Visitor advisor Pauline Low with some of the works in the Meffan exhibition. Pic: Gareth Jennings/DCT Media.
Visitor advisor Pauline Low with some of the works in the Meffan exhibition. Pic: Gareth Jennings/DCT Media.

He was the son of a shoemaker who honed his talents capturing the characters that frequented his father’s Forfar shop.

And now the town is starting 2022 with a celebration of the work of the man who became a recognised figure of 20th century Scottish art.

The Meffan museum and gallery has opened its exhibition of James Watterston Herald works as its first display of the year.

Forfar art
A roup in Forfar’s Osnaburg Pend. Pic: Gareth Jennings/DCT Media.

And the Angus art vaults provided gallery staff with an array of artwork to choose from.

Rachel Jackson of Angus Alive said: “James Watterston Herald is one of the most heavily represented artists in the Angus Council collections.

“This exhibition showcases a large collection of his popular works which feature Angus scenes in watercolours and pastels.”

Meffan Forfar
Visitors view the Meffan exhibition.
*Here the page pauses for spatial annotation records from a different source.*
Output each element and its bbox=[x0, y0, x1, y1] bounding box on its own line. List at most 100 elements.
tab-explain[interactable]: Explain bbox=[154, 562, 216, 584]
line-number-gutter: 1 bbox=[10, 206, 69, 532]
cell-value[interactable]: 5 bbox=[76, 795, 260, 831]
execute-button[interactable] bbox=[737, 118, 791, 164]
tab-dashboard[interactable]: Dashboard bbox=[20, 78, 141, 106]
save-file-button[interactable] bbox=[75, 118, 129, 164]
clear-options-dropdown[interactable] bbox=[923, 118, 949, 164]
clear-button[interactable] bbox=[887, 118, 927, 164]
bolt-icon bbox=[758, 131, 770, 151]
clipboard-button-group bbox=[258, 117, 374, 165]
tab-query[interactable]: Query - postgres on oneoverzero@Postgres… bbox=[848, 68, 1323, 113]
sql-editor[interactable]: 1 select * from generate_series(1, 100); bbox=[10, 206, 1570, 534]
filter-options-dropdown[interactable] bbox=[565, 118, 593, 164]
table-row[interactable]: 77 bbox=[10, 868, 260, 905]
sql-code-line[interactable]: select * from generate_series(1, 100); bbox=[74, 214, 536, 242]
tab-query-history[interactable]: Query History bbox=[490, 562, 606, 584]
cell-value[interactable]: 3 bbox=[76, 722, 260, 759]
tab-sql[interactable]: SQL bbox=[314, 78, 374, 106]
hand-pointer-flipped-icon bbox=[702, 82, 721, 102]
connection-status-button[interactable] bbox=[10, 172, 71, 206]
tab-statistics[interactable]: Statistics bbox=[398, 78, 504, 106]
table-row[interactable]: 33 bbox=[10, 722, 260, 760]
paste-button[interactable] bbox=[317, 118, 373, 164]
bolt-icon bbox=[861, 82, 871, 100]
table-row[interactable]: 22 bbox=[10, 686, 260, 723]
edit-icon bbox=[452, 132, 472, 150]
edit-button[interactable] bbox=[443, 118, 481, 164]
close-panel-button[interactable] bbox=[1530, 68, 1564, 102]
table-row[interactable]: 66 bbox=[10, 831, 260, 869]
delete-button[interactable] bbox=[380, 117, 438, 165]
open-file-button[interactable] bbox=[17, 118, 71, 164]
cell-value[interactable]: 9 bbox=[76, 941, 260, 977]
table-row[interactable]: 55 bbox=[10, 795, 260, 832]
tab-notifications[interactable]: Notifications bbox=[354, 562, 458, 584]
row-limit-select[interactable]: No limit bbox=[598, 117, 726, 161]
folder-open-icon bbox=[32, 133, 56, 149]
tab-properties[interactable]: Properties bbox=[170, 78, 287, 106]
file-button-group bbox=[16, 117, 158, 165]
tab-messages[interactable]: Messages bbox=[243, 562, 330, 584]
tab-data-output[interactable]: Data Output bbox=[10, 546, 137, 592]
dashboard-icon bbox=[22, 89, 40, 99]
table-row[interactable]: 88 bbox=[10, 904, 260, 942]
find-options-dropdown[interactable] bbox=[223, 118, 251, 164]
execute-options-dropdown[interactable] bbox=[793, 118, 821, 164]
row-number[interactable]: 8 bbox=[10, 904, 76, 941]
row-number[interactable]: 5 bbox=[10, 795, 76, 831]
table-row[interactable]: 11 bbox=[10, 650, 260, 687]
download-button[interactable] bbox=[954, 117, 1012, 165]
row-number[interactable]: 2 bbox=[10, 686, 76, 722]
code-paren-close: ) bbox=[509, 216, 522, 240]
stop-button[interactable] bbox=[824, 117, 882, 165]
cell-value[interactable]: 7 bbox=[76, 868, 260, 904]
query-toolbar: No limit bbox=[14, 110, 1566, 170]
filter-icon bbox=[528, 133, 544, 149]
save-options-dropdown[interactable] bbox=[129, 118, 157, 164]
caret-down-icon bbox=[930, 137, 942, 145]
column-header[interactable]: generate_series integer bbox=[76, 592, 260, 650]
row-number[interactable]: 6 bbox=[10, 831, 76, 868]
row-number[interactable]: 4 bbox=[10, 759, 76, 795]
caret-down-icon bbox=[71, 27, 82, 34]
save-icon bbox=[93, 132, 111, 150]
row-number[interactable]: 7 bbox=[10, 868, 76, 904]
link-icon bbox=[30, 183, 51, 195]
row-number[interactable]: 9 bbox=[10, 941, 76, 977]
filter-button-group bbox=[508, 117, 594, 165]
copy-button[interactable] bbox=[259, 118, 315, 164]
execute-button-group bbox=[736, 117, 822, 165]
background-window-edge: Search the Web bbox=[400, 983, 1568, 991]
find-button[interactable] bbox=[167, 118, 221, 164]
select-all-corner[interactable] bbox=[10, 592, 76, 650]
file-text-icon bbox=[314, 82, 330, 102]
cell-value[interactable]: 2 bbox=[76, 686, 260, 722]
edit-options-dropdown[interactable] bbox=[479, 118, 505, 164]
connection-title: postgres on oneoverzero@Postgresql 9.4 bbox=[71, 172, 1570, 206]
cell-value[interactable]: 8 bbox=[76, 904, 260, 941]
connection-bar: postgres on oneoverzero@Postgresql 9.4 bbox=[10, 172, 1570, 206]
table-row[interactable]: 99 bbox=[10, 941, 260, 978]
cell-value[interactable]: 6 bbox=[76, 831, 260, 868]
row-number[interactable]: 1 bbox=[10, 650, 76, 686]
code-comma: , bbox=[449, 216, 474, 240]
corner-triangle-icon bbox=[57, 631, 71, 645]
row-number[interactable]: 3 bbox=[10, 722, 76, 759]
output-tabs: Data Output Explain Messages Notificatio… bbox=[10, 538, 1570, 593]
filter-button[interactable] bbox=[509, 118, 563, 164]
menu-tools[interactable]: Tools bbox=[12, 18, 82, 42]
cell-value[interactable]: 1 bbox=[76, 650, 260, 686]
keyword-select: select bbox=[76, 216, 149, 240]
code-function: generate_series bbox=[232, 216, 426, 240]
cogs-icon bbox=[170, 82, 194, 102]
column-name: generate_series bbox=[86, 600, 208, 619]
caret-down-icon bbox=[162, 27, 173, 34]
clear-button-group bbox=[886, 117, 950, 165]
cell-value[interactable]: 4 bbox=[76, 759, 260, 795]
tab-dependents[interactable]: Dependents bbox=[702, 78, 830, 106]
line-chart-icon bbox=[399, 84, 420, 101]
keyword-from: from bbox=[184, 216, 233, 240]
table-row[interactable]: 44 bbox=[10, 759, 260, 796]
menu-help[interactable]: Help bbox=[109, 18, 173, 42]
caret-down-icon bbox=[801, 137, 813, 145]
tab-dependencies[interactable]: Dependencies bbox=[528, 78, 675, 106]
Pic: Gareth Jennings/DCT Media.

Teenage talent

Born in Forfar in 1859, Herald was educated at the old West Burgh School and then Forfar Academy.

At the age of 14 he attended art classes at Dundee High School.

And by the time he’d left high school, Herald had acquired a reputation for having great skill for drawing.

James Watterston Herald
One of Waterston Herald’s caricatures. Pic: Gareth Jennings/DCT Media.

He was especially successful at capturing caricatures of local celebrities and customers who frequented his father’s shop.

Herald tried his hand at a number of trades such as a painter and decorator’s assistant.

Edinburgh move

And after moving to Edinburgh in 1884, he took in exhibitions now readily available to him.

It spurred him to create an impressive body of work.

Those painting were mainly inspired by the streets and closes of the capital’s Old Town.

And in that period his work began to meet with critical acclaim.

Several of his works were exhibited by the Royal Scottish Academy.

Broughty Castle
Broughty Castle. Pic: Gareth Jennings/DCT Media.

He returned to Angus in 1890 and perfected his trademark themes such as crowd scenes, public roups and circuses, as well as many harbour motifs.

Herald died in 1914.

Rachel added: “Today the popularity of James Watterson Herald continues to grow and his works can be found hanging on the walls of many homes and galleries throughout Scotland and beyond.”

The Meffan exhibition runs until April 23.